2023年3月25日土曜日

過去を否認するものは!

 ヴァイツゼッカー大統領演説で有名な言葉は、「過去に目を閉ざす者は結局のところ現在にも盲目となります」である。しかし、この言葉には続きがあって、「非人間的な行為を心に刻もうとしない者は、またそうした危険に陥りやすいのです」と続く。よく読むと、一般に知られている前段の言葉よりも、、後段の言葉の方が重要であろう。このことは、似たようなヴァイツゼッカー大統領の言葉「過去を否認するものは、その過去を反復してしまう危険にさらされているのであります」(『《荒れ野の40年》以後』、宮田光雄著、岩波書店、2005年、p48)を知るとよりはっきりする。なぜか。

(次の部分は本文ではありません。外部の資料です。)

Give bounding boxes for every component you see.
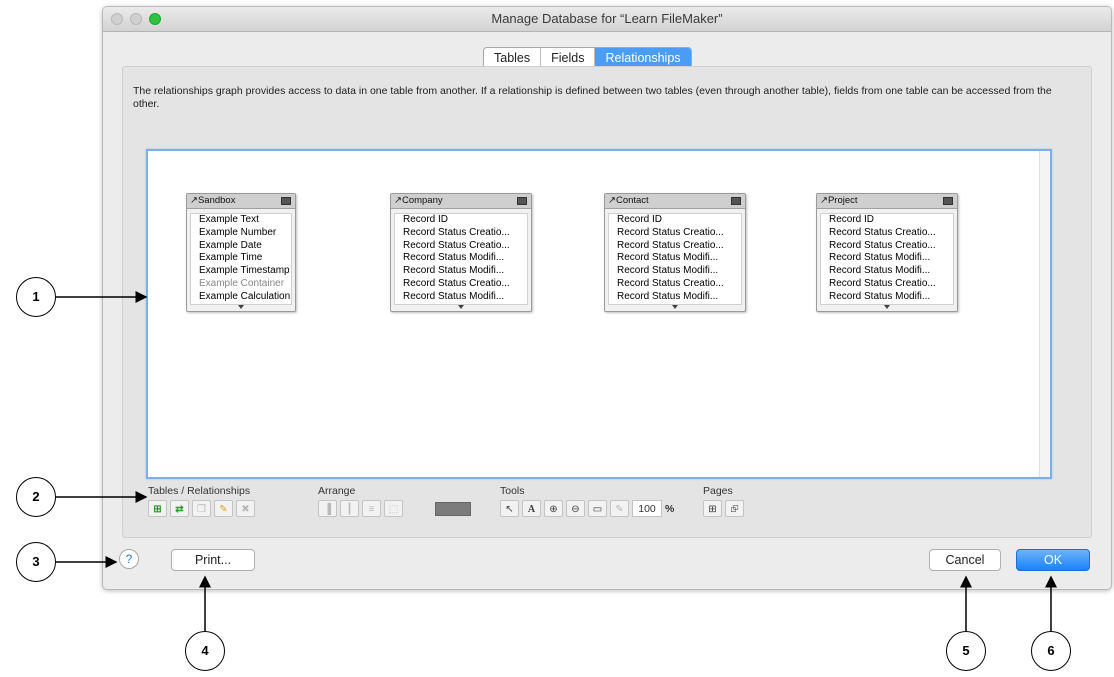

 この場合の過去は、歴史の負の遺産のことを指している。ナチスドイツによるアウシュビッツの悲劇や、日本軍による南京虐殺、あるいは太平洋戦争における多くの悲劇などがそうである。こうした過去を心に刻んでおれば、2度と同じ過ちは起こすまいという意志が生まれる。しかし、そうしたことはなかったことにしたり、忘れてしまえば、同じ過ちを起こし易くなってしまうということだ。
 ヴァイツゼッカー大統領は、だからこそ、過去の負の遺産をしっかり心に刻むことの大切で合うことを次のように述べている。

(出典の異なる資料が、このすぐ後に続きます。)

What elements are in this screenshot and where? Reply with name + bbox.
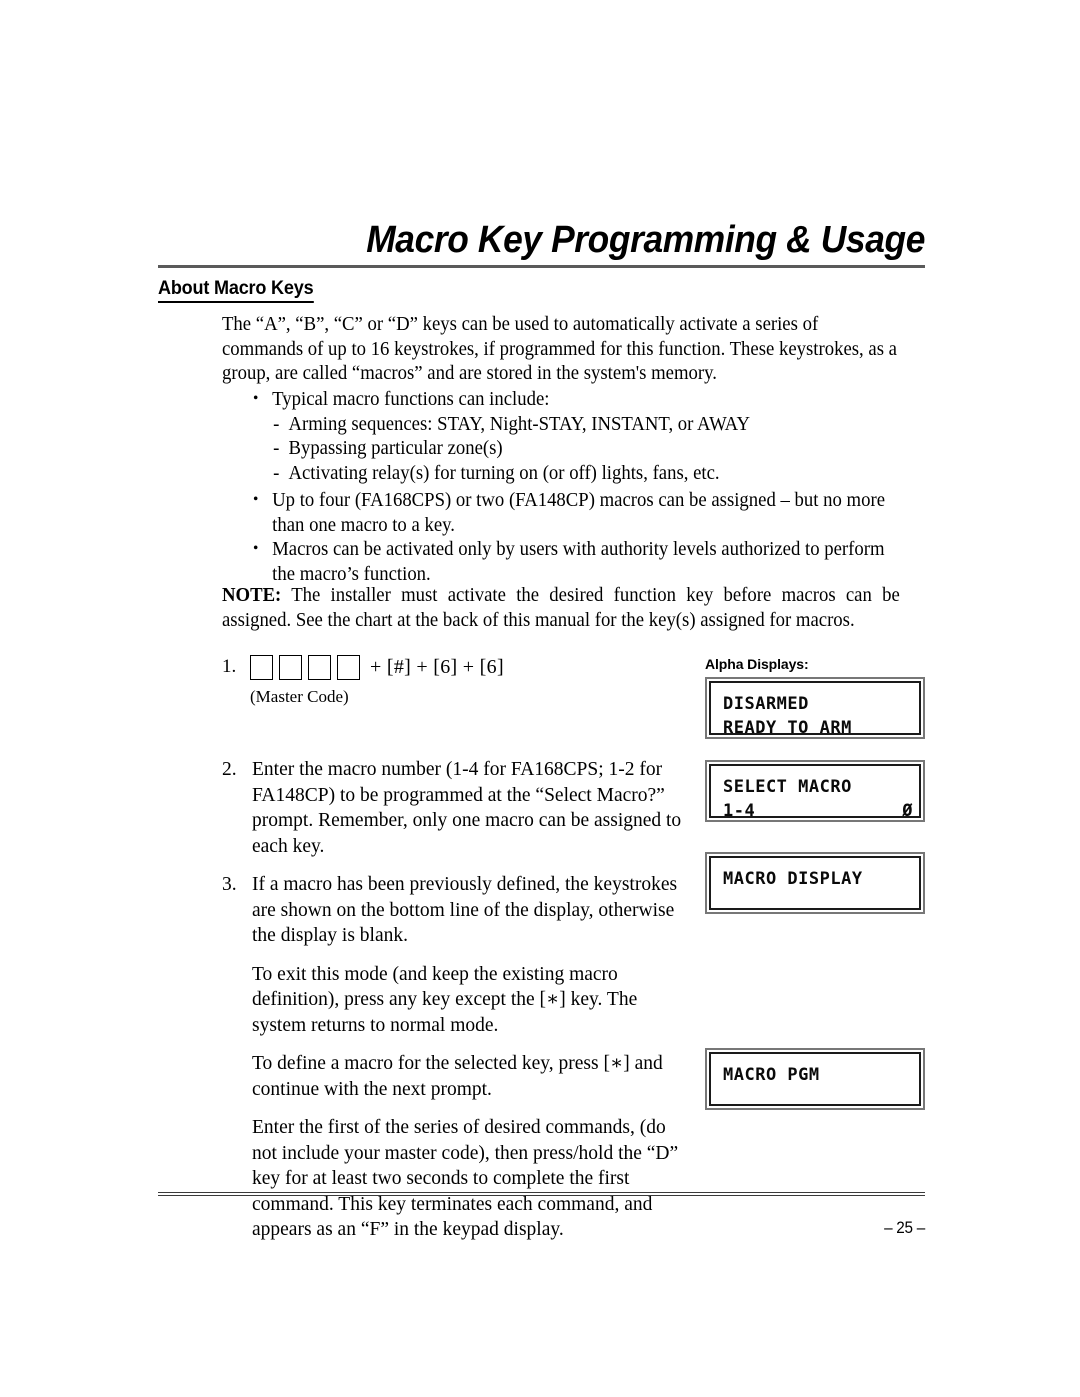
code-digit-box [279, 654, 302, 680]
note-text: The installer must activate the desired … [222, 585, 900, 631]
lcd-line-1: SELECT MACRO [723, 777, 852, 797]
intro-paragraph: The “A”, “B”, “C” or “D” keys can be use… [222, 314, 897, 384]
master-code-caption: (Master Code) [250, 687, 349, 706]
step-1-code-entry: 1. + [#] + [6] + [6] (Master Code) [222, 652, 504, 707]
lcd-line-1: DISARMED [723, 694, 809, 714]
step-paragraph-exit-mode: To exit this mode (and keep the existing… [252, 963, 638, 1036]
master-code-boxes [250, 654, 360, 680]
step-number: 1. [222, 656, 237, 677]
code-digit-box [308, 654, 331, 680]
lcd-line-2-left: 1-4 [723, 801, 756, 821]
step-3: 3. If a macro has been previously define… [222, 872, 692, 949]
list-item: Up to four (FA168CPS) or two (FA148CP) m… [252, 488, 903, 538]
note-paragraph: NOTE: The installer must activate the de… [222, 583, 900, 633]
step-number: 2. [222, 759, 237, 780]
step-paragraph-define-macro: To define a macro for the selected key, … [252, 1053, 663, 1100]
lcd-line-1: MACRO DISPLAY [723, 869, 863, 889]
code-digit-box [337, 654, 360, 680]
document-page: Macro Key Programming & Usage About Macr… [0, 0, 1080, 1397]
footer-divider [158, 1192, 925, 1196]
step-text: Enter the macro number (1-4 for FA168CPS… [252, 759, 682, 857]
lcd-line-2-right: Ø [902, 801, 913, 821]
page-number: – 25 – [884, 1218, 925, 1237]
code-digit-box [250, 654, 273, 680]
alpha-display-macro-display: MACRO DISPLAY [705, 852, 925, 914]
section-heading: About Macro Keys [158, 278, 314, 303]
feature-bullet-list: Typical macro functions can include: Arm… [252, 387, 903, 587]
list-item: Activating relay(s) for turning on (or o… [252, 462, 903, 487]
page-title: Macro Key Programming & Usage [366, 219, 925, 261]
step-2: 2. Enter the macro number (1-4 for FA168… [222, 757, 692, 859]
alpha-displays-label: Alpha Displays: [705, 656, 809, 672]
lcd-line-2: READY TO ARM [723, 718, 852, 738]
list-item: Arming sequences: STAY, Night-STAY, INST… [252, 413, 903, 438]
note-label: NOTE: [222, 585, 282, 606]
lcd-line-2: 1-4 Ø [723, 799, 913, 823]
list-item: Typical macro functions can include: [252, 387, 903, 413]
key-sequence: + [#] + [6] + [6] [370, 655, 504, 678]
page-header: Macro Key Programming & Usage [158, 218, 925, 268]
title-divider [158, 265, 925, 268]
lcd-line-1: MACRO PGM [723, 1065, 820, 1085]
step-number: 3. [222, 874, 237, 895]
list-item: Bypassing particular zone(s) [252, 437, 903, 462]
procedure-steps: 2. Enter the macro number (1-4 for FA168… [222, 757, 692, 1256]
list-item: Macros can be activated only by users wi… [252, 537, 903, 587]
alpha-display-select-macro: SELECT MACRO 1-4 Ø [705, 760, 925, 822]
step-text: If a macro has been previously defined, … [252, 874, 678, 946]
alpha-display-disarmed: DISARMED READY TO ARM [705, 677, 925, 739]
alpha-display-macro-pgm: MACRO PGM [705, 1048, 925, 1110]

「われわれは、独裁制を、戦争を、不法国家を、ほとんど他の民族が経験しないであろうような仕方で経験したのであります。多くの明暗の章をもつわれわれの歴史の遺産の中でも、これは、とくに重い意味をもつ一章となりました。しかし、これをなおいっそうよく理解し、いっそう明瞭に記憶にとどめ、そのもたらした結果にたいする責任をいっそう明確に担おうとするならば、この過去からわれわれのアイデンティティの危機が生じるということは、それだけ少なくなるでしょう。それどころか、われわれは、いっそうよく自分自身とまた隣人たちにとりましても理解されるようになるのであります。」(上同、p34)
 日本も、同じような体験をしている。ゆえに、日本における「独裁制を、戦争を、不法国家を」わかり易くとらえ直すことが必要である。色々語られているが、膨大であったり、わかりにくかったりして、伝承されているか心許ないからだ。これからの一つの課題である。